From a Big History course syllabus I have access to, this is the required text for the class, and the following is a list of optional books for student essays:
Ball, Philip. Critical Mass: How One Thing Leads to Another. New York: Farrar, Straus and Giroux, 2004. (Big Idea: Apparently complex social behaviors often emerge from mere particle-like interactions of individuals.)
Diamond, Jared M. Guns, Germs, and Steel: The Fates of Human Societies. New York: W.W. Norton, 2005. (Big Idea: Geographical differences can explain the long-term ascendance of some nations over others.)
Gould, Stephen Jay. Full House: The Spread of Excellence from Plato to Darwin. New York: Harmony Books, 1996. (Big Idea: The faith in increasing complexity and progress is mostly a statistical illusion or a human delusion.)
Pinker, Steven. The Better Angels of Our Nature: Why Violence Has Declined. New York: Viking, 2011. (Big Idea: Evolutionary psychology can explain the persistence of violence in human history—and its recent decline.)
Spier, Fred. Big History and the Future of Humanity. Malden, MA: Wiley-Blackwell, 2010. (Big Idea: There is a continuum of increasing complexity throughout cosmic, evolutionary, and human history, which can be understood in terms of the density of free energy flows.)
Waal, F. B. M. de. Our Inner Ape. New York: Riverhead Books, 2005. (Big Idea: Our primate heritage enlightens our understanding of human relations, politics, conflict, and cooperation.)
Wilson, Edward O. The Social Conquest of Earth. New York: Liveright, 2012. (Big Idea: Culture has allowed humans to live and evolve—almost—like eusocial insects.)
Wilson, Edward O. Consilience: The Unity of Knowledge. New York: Knopf, 1998. (Big Idea: We can and should now unite all the major branches of knowledge and bridge the sciences and humanities.)
Wright, Robert. Nonzero: The Logic of Human Destiny. New York: Vintage Books, 2000. (Big Idea: The history of human society is the rise of non-zero-sum collaboration.)
I really enjoyed reading "Maps of Time: an Introduction to Big History" by David Christian for that kind of perspective.
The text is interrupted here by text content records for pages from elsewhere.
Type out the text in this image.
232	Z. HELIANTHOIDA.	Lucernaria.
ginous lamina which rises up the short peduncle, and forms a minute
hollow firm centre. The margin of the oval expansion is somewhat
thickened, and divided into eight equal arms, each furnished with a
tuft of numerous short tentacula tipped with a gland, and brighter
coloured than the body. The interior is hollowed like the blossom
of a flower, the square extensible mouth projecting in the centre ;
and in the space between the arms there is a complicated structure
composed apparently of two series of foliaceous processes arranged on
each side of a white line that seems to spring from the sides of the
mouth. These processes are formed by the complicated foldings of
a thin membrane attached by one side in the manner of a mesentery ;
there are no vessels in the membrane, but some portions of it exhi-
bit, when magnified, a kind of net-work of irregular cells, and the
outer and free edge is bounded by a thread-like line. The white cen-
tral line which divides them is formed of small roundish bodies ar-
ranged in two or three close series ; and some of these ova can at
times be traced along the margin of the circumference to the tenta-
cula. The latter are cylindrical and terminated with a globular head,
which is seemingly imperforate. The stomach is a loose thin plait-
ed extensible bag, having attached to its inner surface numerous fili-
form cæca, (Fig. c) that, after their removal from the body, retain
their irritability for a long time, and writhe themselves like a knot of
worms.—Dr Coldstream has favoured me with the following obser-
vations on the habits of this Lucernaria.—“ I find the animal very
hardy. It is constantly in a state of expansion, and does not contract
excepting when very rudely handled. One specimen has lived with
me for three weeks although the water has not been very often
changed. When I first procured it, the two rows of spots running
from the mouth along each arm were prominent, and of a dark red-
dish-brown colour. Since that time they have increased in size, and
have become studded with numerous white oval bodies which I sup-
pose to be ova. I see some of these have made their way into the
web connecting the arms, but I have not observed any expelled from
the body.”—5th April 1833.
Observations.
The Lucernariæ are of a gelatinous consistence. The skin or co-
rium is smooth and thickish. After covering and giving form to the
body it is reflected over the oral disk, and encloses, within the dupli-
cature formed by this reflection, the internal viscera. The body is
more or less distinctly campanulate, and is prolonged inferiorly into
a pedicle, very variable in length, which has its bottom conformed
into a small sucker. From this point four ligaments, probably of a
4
It does cover natural history as well, but I find the quantitative way that various measurements of human development are presented was very illuminating. If you love the big picture of history, give this a look.
A less academic read, but a fun book with lots of interesting links traced through history is James Burke's "Connections".
It's a rather fascinatingly constructed book as well, because everything in the book is cross-referenced. So you can read the book like a book - page 1, page 2, page 3, etc - or you can follow a single story thread as it jumps through time by following the links in the margins.
Obviously, i am not a historian, but I am an avid reader and an author, and this book scratches all three of my major itches: A fascination with history, the love of good writing, and the joy of a well-crafted story.
I found the Stanford Encyclopedia of Philosophy article concerning the philosophy of history to be very useful when researching historiographical trends; one section treats on the 'problem of scale', which seems to me to be relevant to your interests; it chronicles efforts to produce 'big' history publications without the projects turning into unwieldy messes, such as M. Livi-Bacci's 'A Concise History of World Population' (2007), but the rest of the article is great reading too, with an extensive bibliography for your further reading.